Dans Désert, la notion d’hybridité se rapporte manifestement à la forme de l’œuvre. Le Clézio juxtapose deux histoires : la résistance des nomades du Sahara contre la colonisation au début du XX ème siècle et les expériences en Occident du personnage féminin Lalla, descendante de ces nomades. L’idée d’hybridité présente également des rapports avec le thème de l’identité. L’histoire de Lalla est en effet celle de la quête de son identité depuis le désert saharien jusqu’au désert symbolique représenté par l’espace de son immigration celui de son déracinement. Le roman nous présente la quête de son identité en terre d’exil à travers son errance puis son itinéraire qui la mène dans une sorte de pension pour immigrés ou elle fait le ménage pour aboutir dans un studio de photographe où elle pose pour les magazines de mode. Cette quête se termine par son retour au lieu de sa naissance ou elle mettra au monde son enfant, symbole d’un autre avenir. Le personnage de Lalla semble d’une part ne pas être dans le récit car son statut indépendant lui confère la possibilité d’être observatrice des conditions des immigrés à Marseille. Le témoignage détaché de Lalla rend les immigrés visibles et incite à la tolérance et à la compréhension du sort de ces malheureux contraints à vivre dans des endroits sordides. D’autre part, par la remise en question des valeurs occidentales, tels que le matérialisme et l’égocentrisme, Le Clézio suggère que tous les humains, tous les immigrés sont «prisonniers de leur sort».
Ils sont prisonniers du Pannier. Peut-être qu’ils ne le savent pas vraiment. Peut-être qu’ils croient qu’ils pourront s’en aller, un jour, aller ailleurs, retourner dans leurs villages des montagnes et des vallées boueuses, retrouver ceux qu’ils ont laissés, les parents, les enfants, les amis. Mais c’est impossible [---] tout les tient, les enserre, les fait prisonniers, et ils ne pourront pas se libérer (p.289).
D’autre part, en tant qu’immigrée elle –aussi, Lalla, fait partie du récit. Elle ignore certains interdits de sa culture, comme celle de la contrainte d’accomplir un mariage de raison avec un homme plus âgé et qu’elle n’aime pas. L’auteur semble suggérer l’idée que toute identité est vue comme un produit des racines traditionnelles et en même temps elle reste liée à l’ambivalence, à l’indétermination.

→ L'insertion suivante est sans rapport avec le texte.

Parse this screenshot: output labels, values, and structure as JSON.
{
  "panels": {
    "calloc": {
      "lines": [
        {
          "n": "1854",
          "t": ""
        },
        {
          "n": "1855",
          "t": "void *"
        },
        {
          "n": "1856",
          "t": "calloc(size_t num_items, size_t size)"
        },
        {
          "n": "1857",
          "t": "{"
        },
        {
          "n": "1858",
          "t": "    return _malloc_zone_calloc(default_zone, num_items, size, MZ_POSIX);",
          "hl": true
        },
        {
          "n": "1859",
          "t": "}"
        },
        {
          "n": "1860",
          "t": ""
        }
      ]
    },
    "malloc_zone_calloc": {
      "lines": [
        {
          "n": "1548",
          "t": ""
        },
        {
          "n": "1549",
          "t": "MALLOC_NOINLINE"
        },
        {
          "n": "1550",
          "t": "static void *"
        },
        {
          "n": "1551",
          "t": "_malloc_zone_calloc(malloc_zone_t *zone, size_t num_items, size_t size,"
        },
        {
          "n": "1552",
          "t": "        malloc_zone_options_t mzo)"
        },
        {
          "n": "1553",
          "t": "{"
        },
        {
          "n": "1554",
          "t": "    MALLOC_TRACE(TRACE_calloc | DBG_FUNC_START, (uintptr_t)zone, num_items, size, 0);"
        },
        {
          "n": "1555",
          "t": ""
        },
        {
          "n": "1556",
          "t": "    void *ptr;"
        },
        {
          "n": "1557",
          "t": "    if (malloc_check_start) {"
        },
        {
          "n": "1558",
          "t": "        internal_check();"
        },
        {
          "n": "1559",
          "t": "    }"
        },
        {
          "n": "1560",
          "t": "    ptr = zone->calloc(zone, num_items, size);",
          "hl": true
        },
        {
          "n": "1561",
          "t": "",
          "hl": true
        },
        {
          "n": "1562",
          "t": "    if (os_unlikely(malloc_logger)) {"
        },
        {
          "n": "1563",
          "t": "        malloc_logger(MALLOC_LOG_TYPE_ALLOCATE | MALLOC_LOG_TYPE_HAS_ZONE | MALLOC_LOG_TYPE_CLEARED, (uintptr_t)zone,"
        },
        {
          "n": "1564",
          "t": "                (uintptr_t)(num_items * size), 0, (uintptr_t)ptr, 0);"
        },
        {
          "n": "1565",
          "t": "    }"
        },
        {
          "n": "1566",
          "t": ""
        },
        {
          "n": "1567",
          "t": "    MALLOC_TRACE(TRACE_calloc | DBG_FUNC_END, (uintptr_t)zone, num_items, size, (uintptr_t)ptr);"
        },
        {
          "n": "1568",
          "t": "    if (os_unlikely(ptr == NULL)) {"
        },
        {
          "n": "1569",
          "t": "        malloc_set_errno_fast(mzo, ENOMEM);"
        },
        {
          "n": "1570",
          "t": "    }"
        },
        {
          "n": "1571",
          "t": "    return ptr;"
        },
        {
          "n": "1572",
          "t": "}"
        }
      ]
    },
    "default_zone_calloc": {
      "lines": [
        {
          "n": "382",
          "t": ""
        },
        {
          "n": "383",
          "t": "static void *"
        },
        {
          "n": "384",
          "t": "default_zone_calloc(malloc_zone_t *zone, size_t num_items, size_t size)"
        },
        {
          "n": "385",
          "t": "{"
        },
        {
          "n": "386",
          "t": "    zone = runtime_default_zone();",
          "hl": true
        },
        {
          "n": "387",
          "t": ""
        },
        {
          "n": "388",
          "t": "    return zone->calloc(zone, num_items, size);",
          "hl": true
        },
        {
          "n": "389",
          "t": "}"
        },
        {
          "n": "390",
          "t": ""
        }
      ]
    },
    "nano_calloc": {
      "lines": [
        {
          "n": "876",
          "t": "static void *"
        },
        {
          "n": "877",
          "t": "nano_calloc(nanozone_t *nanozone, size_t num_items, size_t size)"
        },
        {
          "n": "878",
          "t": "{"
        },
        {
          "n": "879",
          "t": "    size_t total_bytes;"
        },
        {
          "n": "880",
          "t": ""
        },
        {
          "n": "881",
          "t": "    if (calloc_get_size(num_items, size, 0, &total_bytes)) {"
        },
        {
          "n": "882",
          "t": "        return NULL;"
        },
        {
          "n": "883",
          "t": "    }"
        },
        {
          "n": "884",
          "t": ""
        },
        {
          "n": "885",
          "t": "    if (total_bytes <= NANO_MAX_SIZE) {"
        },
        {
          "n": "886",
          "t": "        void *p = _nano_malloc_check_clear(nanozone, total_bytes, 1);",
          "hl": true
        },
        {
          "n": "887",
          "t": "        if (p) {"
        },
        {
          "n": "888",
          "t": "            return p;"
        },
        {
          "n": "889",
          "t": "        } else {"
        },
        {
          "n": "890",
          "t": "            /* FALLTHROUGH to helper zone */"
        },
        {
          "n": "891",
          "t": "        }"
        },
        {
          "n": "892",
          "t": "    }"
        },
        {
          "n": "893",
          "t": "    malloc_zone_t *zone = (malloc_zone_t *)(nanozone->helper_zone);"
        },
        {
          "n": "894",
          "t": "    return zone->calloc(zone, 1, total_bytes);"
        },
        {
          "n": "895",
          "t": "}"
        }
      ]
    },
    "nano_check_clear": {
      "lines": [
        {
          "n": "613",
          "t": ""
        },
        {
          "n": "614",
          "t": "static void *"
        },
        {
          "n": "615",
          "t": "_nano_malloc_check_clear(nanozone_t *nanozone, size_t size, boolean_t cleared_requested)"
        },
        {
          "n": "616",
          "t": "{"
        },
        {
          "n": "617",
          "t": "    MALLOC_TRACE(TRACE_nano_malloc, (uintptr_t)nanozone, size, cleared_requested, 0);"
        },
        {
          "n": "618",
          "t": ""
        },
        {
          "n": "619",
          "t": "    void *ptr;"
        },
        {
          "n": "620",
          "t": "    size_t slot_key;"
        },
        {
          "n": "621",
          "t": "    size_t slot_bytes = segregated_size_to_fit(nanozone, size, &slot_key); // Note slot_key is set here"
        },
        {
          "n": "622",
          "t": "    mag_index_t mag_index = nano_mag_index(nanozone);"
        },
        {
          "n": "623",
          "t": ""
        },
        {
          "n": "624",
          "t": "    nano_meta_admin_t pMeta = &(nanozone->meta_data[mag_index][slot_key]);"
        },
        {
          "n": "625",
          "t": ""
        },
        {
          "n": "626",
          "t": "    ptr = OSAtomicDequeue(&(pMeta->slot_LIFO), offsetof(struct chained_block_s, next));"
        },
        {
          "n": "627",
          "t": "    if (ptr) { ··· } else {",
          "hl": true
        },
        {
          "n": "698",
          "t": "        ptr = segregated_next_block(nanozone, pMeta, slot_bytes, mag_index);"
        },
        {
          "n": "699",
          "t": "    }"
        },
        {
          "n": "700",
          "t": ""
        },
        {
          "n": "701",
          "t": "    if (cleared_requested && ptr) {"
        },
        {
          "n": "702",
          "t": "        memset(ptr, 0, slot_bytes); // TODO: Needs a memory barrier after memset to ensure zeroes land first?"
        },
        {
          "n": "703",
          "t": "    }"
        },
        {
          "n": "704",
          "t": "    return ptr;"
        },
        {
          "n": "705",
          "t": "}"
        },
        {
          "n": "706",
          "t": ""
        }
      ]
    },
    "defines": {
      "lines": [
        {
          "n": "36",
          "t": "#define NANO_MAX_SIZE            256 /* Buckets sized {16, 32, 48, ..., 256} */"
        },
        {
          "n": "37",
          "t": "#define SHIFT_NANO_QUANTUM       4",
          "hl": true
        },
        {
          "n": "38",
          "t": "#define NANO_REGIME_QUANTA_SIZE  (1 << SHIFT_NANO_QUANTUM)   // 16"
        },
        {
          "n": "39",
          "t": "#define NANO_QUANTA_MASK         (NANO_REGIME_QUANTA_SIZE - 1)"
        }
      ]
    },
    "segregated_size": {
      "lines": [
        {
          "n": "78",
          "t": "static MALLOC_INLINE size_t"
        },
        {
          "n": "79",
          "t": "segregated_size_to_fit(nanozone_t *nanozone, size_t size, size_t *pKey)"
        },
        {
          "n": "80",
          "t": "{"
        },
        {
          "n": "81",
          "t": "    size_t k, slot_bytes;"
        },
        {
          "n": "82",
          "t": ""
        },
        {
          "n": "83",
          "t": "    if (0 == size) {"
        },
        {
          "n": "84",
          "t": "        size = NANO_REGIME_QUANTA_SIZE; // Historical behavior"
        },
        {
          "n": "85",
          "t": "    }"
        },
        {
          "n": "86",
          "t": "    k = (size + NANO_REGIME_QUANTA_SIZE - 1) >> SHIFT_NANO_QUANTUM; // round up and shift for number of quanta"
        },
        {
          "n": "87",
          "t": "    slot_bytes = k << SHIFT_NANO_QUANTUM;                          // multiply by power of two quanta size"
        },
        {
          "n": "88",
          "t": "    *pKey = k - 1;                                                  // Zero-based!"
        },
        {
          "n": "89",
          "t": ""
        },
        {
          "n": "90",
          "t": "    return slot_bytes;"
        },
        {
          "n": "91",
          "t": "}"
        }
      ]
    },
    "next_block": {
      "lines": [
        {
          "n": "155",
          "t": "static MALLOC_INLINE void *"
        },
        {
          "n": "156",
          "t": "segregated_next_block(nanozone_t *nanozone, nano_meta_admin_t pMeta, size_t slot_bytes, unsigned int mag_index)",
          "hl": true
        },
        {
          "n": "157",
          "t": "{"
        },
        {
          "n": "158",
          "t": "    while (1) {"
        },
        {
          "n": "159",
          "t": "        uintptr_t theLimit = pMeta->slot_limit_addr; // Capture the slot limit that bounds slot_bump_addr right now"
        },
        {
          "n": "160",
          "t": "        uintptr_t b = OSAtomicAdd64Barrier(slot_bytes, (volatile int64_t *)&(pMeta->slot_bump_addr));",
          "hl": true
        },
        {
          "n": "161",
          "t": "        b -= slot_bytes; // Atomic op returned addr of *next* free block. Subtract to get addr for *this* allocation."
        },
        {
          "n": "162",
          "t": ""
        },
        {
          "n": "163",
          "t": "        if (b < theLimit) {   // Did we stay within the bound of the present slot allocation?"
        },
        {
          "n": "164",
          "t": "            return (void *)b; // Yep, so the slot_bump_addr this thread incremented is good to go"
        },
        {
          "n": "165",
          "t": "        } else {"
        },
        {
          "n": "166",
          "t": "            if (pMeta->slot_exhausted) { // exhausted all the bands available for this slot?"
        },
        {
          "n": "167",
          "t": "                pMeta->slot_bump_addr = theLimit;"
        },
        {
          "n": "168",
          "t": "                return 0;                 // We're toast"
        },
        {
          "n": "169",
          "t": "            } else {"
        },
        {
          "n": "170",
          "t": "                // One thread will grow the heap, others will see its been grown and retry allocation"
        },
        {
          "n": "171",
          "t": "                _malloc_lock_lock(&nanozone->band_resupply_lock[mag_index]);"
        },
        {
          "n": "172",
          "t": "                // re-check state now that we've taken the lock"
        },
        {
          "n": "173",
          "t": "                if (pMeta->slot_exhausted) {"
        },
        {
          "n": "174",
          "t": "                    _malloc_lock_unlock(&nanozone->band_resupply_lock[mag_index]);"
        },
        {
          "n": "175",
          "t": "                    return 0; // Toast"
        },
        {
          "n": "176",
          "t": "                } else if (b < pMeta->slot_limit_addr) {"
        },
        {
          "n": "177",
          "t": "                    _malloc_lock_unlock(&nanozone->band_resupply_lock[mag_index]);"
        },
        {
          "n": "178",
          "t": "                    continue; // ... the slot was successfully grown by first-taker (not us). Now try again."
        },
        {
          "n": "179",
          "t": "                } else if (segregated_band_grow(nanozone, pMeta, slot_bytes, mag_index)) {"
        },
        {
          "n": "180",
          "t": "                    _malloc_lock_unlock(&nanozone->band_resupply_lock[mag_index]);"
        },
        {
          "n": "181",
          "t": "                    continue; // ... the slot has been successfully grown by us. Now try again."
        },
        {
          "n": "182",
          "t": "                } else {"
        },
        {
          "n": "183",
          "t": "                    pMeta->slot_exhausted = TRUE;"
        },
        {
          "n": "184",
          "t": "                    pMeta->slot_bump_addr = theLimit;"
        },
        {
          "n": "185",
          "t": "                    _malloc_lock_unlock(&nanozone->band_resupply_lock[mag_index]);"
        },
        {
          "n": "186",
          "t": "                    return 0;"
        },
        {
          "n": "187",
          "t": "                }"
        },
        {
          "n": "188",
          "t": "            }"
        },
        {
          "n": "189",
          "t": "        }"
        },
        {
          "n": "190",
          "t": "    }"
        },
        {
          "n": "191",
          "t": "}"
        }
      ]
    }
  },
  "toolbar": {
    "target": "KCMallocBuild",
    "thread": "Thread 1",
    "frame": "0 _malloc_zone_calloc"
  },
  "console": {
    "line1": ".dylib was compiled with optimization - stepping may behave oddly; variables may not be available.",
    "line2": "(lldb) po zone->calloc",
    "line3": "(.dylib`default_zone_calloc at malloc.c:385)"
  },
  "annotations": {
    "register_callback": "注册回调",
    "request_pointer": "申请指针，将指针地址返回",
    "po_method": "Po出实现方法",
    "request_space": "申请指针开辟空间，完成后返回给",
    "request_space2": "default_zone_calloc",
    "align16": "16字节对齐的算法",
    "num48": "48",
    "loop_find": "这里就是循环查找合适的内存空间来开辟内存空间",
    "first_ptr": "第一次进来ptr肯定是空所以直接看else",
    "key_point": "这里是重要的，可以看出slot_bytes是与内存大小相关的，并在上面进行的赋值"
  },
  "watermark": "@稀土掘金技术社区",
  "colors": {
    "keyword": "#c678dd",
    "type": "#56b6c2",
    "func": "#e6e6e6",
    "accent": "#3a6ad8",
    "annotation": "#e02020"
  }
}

Les personnages féminins dans le roman «Désert» méritent une attention particulière. Le romancier y évoque le destin individuel de Lalla, née dans le désert et qui vit une enfance heureuse dans un bidonville situé en marge d'une grande cité marocaine, aux portes du désert. Adolescente, elle est obligée de fuir et se rend à Marseille. Elle y découvre la misère et la faim, "la vie chez les esclaves". Au terme d'une longue errance, Lalla revient dans son pays natal. Elle renoue alors avec le bonheur et la vie. Lalla en arabe signifie "Madame"; en nommant ainsi son personnage, Le Clézio en fait une figure représentative de la condition féminine: Lalla est le symbole des femmes arabes, simples et fières, qui luttent pour conquérir leur liberté et préserver une identité souvent menacée.

Dans "Désert", Le Clézio entend démontrer que la véritable pauvreté n'est pas celle des hommes qui marchent pieds nus dans le sable et mènent une vie errante. En confrontant les personnages de ses deux récits au monde occidental, le romancier dénonce le colonialisme, la misère des villes, l'inhumanité du monde moderne.

Pour Le Clézio, le désert n'est pas seulement un espace géographique. Par son aridité et son dépouillement, par la mise à l’épreuve qu'il impose aux hommes, il acquiert dans le roman, une dimension véritablement symbolique.

Le désert décrit par l'auteur peut être considéré comme l'antithèse de la civilisation occidentale. A la richesse apparente des villes européennes s'opposent l'indigence des nomades et la nudité des paysages.


Étude du personnage de Lalla

Lalla est l’héritière des «hommes bleus «et des femmes du désert. Son nom est proche du prénom «Laila», qui signifie «la nuit» en arabe. (Poisson d’or) Lalla est très belle et majestueuse. Elle porte la force et l’Éclat brilllant du désert dans son regard d’aigle. Ses yeux sont pareils à deux silex, couleur de métal et de feu, et son magnifique visage pareil à un masque de cuivre lisse. La lumière est ardente sur sa peau, sur ses pommettes saillantes, sur ses lèvres, sur son corps long et lisse et sur les lourdes boucles de ses cheveux noirs. On sent l’inquiétude derrière la force de sa lumière. Il y a aussi la méfiance, l’instinct de fuite, cette sorte de drôle de lueur qui traverse par instant les yeux des animaux sauvages.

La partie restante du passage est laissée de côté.